I had a similar problem at first. The key for me was to blacklist the hostname of the vMA appliance. It had to deal with log rotation and the way the vMA gzips the old logs (it was re-indexing all the other ESX host logs). It showed up pretty clearly in the search I posted in the screenshot with the vMA host accounting for the most events.
Not sure if that is related to your particular setup, 600+MB seems like a LOT for three hosts.
Splunk scales like a champ, but if there’s a chance you’re using the free version of Splunk limited at 500MB/day there are some ways to filter out data you might deem unnecessary.
I concur with Michael.
Install the Deployment Monitor and under License Usage –> Usage Statistics sort by hosts for the last 24 hours to determine who is sending the most data.
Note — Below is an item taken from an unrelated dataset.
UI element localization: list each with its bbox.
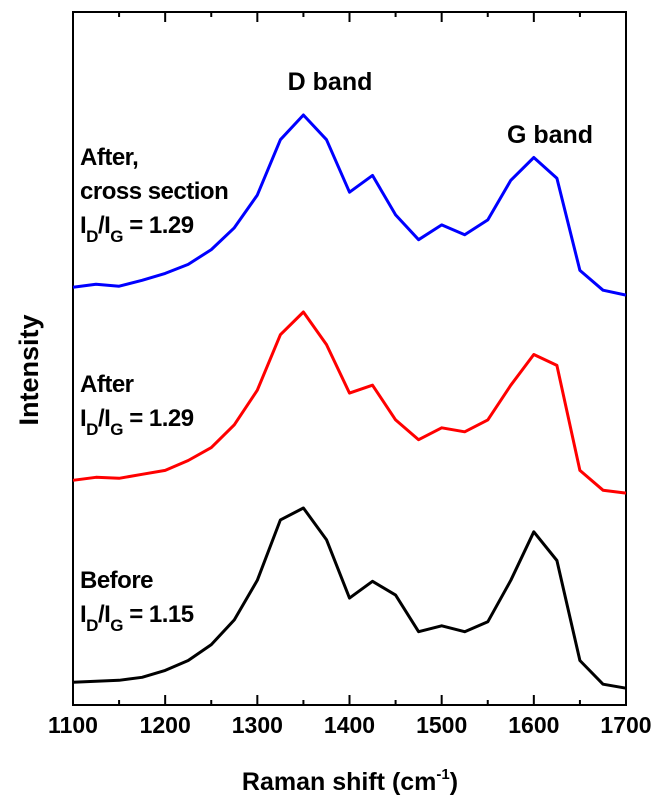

Filter (blacklist/whitelist) as necessary.
One more thing… to add to Andy’s comment. When you install Splunk 4.2.1 it will allow you to “enable” the Deployment Monitor. Which at first, seems sweet. But there’s an upgrade available. Go to “Manager –> Apps” and you’ll see a “Overwrite with 4.2.2” message under Deployment Monitor. Go for it. You will not be warned, but you NEED TO RESTART SPLUNK. If you don’t, you won’t see a new dashboard view called “License Report”. When we came out with Splunk 4.2, the “peak usage stuff” got moved out of License Manager–and in to the Deployment Monitoring app (which is the right place for it). However, we overlooked some much needed reports and I had them added. Please upgrade, and thanks for diggin splunk!
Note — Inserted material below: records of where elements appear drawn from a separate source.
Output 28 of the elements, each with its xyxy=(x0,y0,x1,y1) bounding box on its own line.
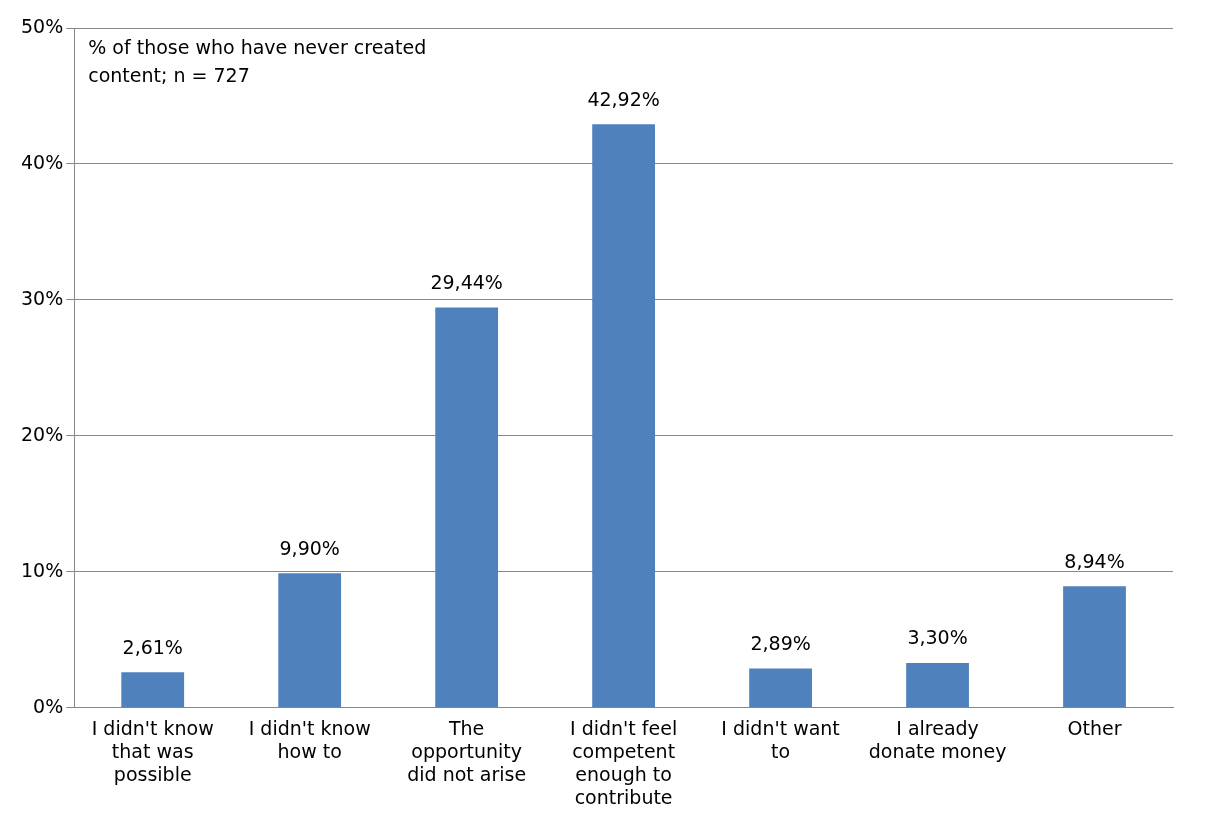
bar xyxy=(1063,586,1126,708)
x-tick-label: Other xyxy=(1067,717,1122,740)
y-tick-label: 30% xyxy=(21,286,64,309)
x-tick-label: I didn't want to xyxy=(721,717,840,762)
data-label: 2,89% xyxy=(750,631,811,654)
bar xyxy=(435,307,499,708)
y-tick-label: 0% xyxy=(33,694,64,717)
data-label: 29,44% xyxy=(430,270,503,293)
x-tick-label: I didn't feel competent enough to contribute xyxy=(570,717,678,808)
annotation: % of those who have never created content; n = 727 xyxy=(88,36,427,87)
data-label: 8,94% xyxy=(1064,549,1125,572)
data-label: 2,61% xyxy=(122,635,183,658)
bar xyxy=(906,662,969,708)
x-tick-label: I didn't know how to xyxy=(248,717,371,762)
x-tick-label: I already donate money xyxy=(868,717,1007,762)
y-tick-label: 10% xyxy=(21,558,64,581)
bar xyxy=(749,668,812,708)
x-tick-label: I didn't know that was possible xyxy=(91,717,214,785)
x-tick-label: The opportunity did not arise xyxy=(407,717,527,785)
data-label: 9,90% xyxy=(279,536,340,559)
data-label: 42,92% xyxy=(587,87,660,110)
bar xyxy=(592,124,656,708)
y-tick-label: 20% xyxy=(21,422,64,445)
y-tick-label: 50% xyxy=(21,14,64,37)
y-tick-label: 40% xyxy=(21,150,64,173)
bar xyxy=(121,672,185,708)
data-label: 3,30% xyxy=(907,626,968,649)
bar xyxy=(278,573,342,708)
Awesome! very nice post! now if only I could get an EA License for Spunk I would be set!
Wouldn’t we all 🙂
Great post Andy!
How would you compare Splunk+vMA to VMware vCOps?
Thx,
Didier
Hi Didier
I have vCOps Std in my lab and I really find little comparable between the two. vCOps Std analyzes performance metrics that syslog does not monitor. Perhaps the Configuration Management portion of vCOps Enterprise Edition might provide greater similarities however I have not yet had any exposure to Enterprise Edition. Splunk could very well provide change management and audit trail alerts that you do not get in vCOps Std.
There may be more merit to revisit this come the release of the VMware for Splunk app (speculation on my part) whenever that may be.
Andy
Splunk User Conference is coming up in August… lots of goodness coming. VMware app? Dunno.. we’ll see!